38:38 SCHOOLS: All his daughters went to Humewood and Vaughan Road.
39:08 ACTIVISM: Remembers the fight to stop developers from turning area into a “forest” of high rises.
39:22 MEMORABLE EVENTS: The subway was built in the 1960s and after this developers were looking for places to develop near the subway – the residents started to notice houses and lots deteriorating, and then being bought up.
40:20 MEMORABLE PEOPLE / ACTIVISM: George and Mona Luscombe noticed – he was from England, and started small theatres in Toronto like Toronto Workshop Productions – and he wanted the neighbourhood to remain a friendly, safe, residential community. He organized the movement against the developers and he was successful - it was cancelled.
42:13 ACTIVISM: The Summerville House was already torn down – talks about how the neighbour movement wanted a park there.
42:43 Another victory of putting the subway underground.
42:55 ACTIVISM / MEMORABLE PEOPLE / PARKS / RAVINES: Living in the neighbourhood he took part in activities to safeguard the neighbourhood by protecting green areas and ravines – there’s a monument to George Luscombe and his wife Mona in park.
43:50 DEMOGRAPHICS / IMMIGRATION: Talking about his street – Cherrywood – the composition of the residents has changed from an Anglo-Jewish communities and then the wave of immigrants: Italian, Portuguese, and Greek into Toronto – the former residents moved.

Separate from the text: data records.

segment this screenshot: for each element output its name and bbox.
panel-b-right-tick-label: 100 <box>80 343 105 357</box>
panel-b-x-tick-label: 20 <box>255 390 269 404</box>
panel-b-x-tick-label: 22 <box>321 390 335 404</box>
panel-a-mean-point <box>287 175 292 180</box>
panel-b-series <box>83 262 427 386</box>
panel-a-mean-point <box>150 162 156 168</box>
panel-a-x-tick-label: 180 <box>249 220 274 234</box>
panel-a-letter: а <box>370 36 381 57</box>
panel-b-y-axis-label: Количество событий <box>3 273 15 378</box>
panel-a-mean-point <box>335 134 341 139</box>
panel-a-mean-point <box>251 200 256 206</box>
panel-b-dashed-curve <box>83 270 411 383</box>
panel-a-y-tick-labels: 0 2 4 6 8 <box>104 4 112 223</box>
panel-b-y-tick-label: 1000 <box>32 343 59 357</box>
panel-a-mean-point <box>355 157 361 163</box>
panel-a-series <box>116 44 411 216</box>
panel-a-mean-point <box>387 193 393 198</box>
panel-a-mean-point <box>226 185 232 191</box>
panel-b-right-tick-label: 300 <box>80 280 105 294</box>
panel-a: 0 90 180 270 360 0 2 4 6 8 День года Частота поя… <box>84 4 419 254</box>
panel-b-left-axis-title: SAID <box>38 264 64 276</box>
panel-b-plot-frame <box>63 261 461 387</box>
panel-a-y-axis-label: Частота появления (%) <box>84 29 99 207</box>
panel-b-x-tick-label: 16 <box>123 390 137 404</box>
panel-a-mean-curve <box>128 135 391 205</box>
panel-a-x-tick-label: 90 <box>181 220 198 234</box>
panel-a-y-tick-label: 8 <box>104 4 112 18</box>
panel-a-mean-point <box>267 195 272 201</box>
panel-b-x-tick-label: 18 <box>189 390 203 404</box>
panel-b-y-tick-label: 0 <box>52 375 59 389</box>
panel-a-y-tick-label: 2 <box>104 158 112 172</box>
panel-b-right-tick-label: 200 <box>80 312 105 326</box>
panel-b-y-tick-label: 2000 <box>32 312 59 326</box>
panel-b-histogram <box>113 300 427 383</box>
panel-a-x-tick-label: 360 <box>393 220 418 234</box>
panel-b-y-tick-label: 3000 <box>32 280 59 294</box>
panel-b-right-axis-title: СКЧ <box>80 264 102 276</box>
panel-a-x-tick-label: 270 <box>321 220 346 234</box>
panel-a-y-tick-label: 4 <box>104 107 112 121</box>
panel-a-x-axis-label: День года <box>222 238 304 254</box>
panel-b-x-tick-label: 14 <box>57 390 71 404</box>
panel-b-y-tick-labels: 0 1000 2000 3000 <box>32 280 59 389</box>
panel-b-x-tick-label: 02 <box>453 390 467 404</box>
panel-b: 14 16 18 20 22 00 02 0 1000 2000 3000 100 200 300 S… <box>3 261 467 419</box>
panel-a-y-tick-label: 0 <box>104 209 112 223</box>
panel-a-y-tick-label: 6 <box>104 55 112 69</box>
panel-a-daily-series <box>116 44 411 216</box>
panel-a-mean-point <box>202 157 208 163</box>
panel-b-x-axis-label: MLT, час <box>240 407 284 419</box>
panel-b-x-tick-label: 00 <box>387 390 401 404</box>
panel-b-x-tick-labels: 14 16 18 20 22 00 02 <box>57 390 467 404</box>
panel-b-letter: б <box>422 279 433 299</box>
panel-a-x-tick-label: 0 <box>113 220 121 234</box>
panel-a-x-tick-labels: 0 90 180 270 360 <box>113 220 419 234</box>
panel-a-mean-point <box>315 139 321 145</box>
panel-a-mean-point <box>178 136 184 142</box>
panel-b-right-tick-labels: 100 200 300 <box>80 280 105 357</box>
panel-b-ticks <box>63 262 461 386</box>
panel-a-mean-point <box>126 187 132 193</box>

44:43 DEMOGRAPHICS: His house was built in 1917. His family didn’t move as new immigrants came in – they did renovations on their house, Stephen did a lot of work himself.
45:40 Now the community is more diverse – still the Southern Europeans – and now more Caribbean, more of a mixture.
46:24 What Stephen finds special is that “it’s a neighbourhood that doesn’t change, except it does” [laughs] in that there wasn’t a huge development and the “geography didn’t become ravaged” and though they lost a school or schools were modernized without windows that open – some things change but mostly not, a lot has been preserved, lots of greenery.
47:30 SHOPS / RESTAURANTS / NEIGHBOURHOOD STREET LIFE: St Clair West has changed – it’s now a popular place to come and have a coffee – but he thinks there will have to be more density in the neighbourhood to make that work just not huge towers.